Thursday, November 1, 2012

i915/GEM Crashcourse, Part 2

After the previous installement this part will cover command submission to the gpu. See the i915/GEM crashcourse overview for links to the other parts of this series.

Command Submission and Relocations

As I've alluded already, gpu command submission on intel hardware happens by sending a special buffer object with rendering commands to the kernel for execution on the gpu, the so called batch buffer. The ioctl to do this is called execbuf. Now this buffer contains tons of references to various other buffer objects which contain textures, render buffers, depth&stencil buffers, vertices, all kinds of gpu specific things like shaders and also quite some state buffers which e.g. describe the configuration of specific (fixed-function) gpu units.
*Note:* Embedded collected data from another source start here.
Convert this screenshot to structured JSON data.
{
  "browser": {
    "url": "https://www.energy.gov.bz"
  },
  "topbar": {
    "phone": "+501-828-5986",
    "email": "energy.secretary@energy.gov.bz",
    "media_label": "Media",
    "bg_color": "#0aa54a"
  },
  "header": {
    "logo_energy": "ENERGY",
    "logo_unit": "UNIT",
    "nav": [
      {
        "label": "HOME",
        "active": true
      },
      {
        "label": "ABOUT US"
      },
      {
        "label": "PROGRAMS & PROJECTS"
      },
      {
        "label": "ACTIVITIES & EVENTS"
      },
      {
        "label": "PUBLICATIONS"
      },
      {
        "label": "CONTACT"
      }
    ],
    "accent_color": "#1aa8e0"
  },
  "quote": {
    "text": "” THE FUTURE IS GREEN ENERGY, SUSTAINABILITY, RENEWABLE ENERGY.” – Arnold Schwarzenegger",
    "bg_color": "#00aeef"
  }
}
The problem now is that userspace doesn't control where all these buffers are - the kernel manages the entire GTT.  And the kernel needs to manage the entire GTT, since otherwise multiple users of the same single gpu can't get along. So the kernel needs to be able to move buffers around in the GTT when they don't all fit in at the same time, which means clearing the PTEs in the relevant pagetables for the old buffers that get kicked out and then filling them again with entries pointing at new the buffers which the gpu now requires to execute the batch buffer. In short userspace needs to fill the batchbuffer with tons of GTT addresses, but only the kernel really knows them at any given point.
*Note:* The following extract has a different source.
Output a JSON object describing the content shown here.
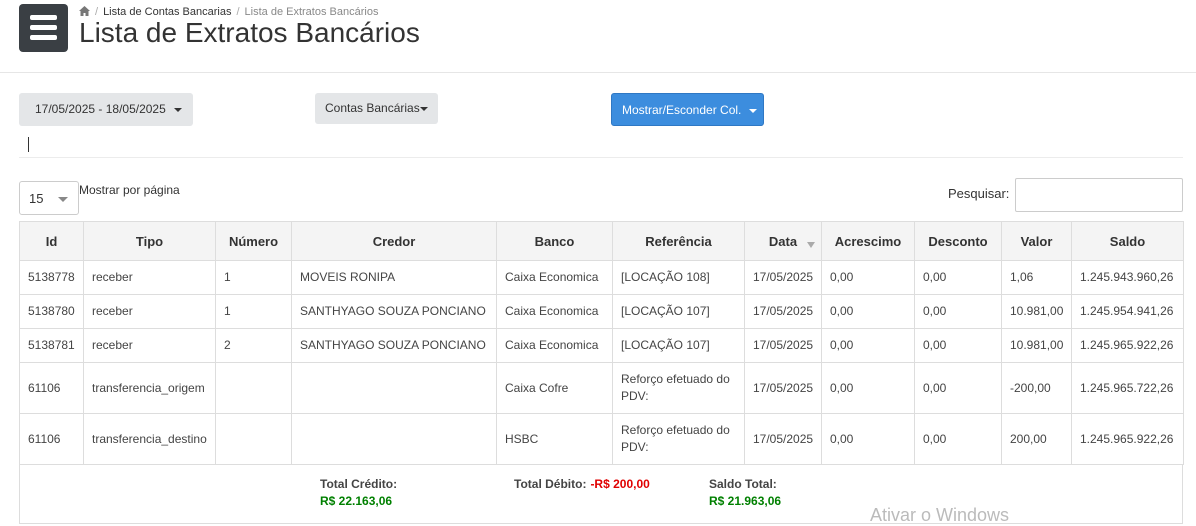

This little problem is solved by supplying a big list of relocation entries along with the batchbuffer and a list of all the buffers required to execute this batch. To optimize for the common case where buffers don't move around, userspace prefills all references with the GTT offsets from the last command submission (the kernel is so kind to tell userspace the updated offset after successful submission of a batch). The kernel then goes through that relocation list, checks whether the offsets that userspace presumed are still correct. And if that's not the case, it updates the buffer references in the batch and so relocates the referenced data, hence the name.

A slight complication is that the gpu data structures can be several levels deep, e.g. the batch points at the surface state, which then points at the texture/render buffers. So each buffer in the command submission list has a relocation list pointer, but for most buffers it's just NULL (since they just contain data and don't reference any other buffers).

Now along with any information required to rewrite references for relocated buffers, userspace also supplies some other information (the read/write domains) about how it wants to use the buffer. Originally this was to optimize cache coherency management (coherency will be covered in detail later on), but nowadays that code is massively simplified since that clever optimized cache tracking is simply not worth it. We do though still use these domain values to implement a workaround on Sandybridge though: Since we use PPGTT, all memory accesses from the batch are directed to go through the PPGTT, with the exception that pipe control writes (useful for a bunch of things, but mostly for OpenGL queries) always go through the global GTT (it's a bug in the hw ...). Hence we need to ensure that we not only bind to the PPGTT, but also set up a mapping in the global GTT. And we detect this situation by checking for a GEM_INSTRUCTION write domain - only pipe control writes have that set.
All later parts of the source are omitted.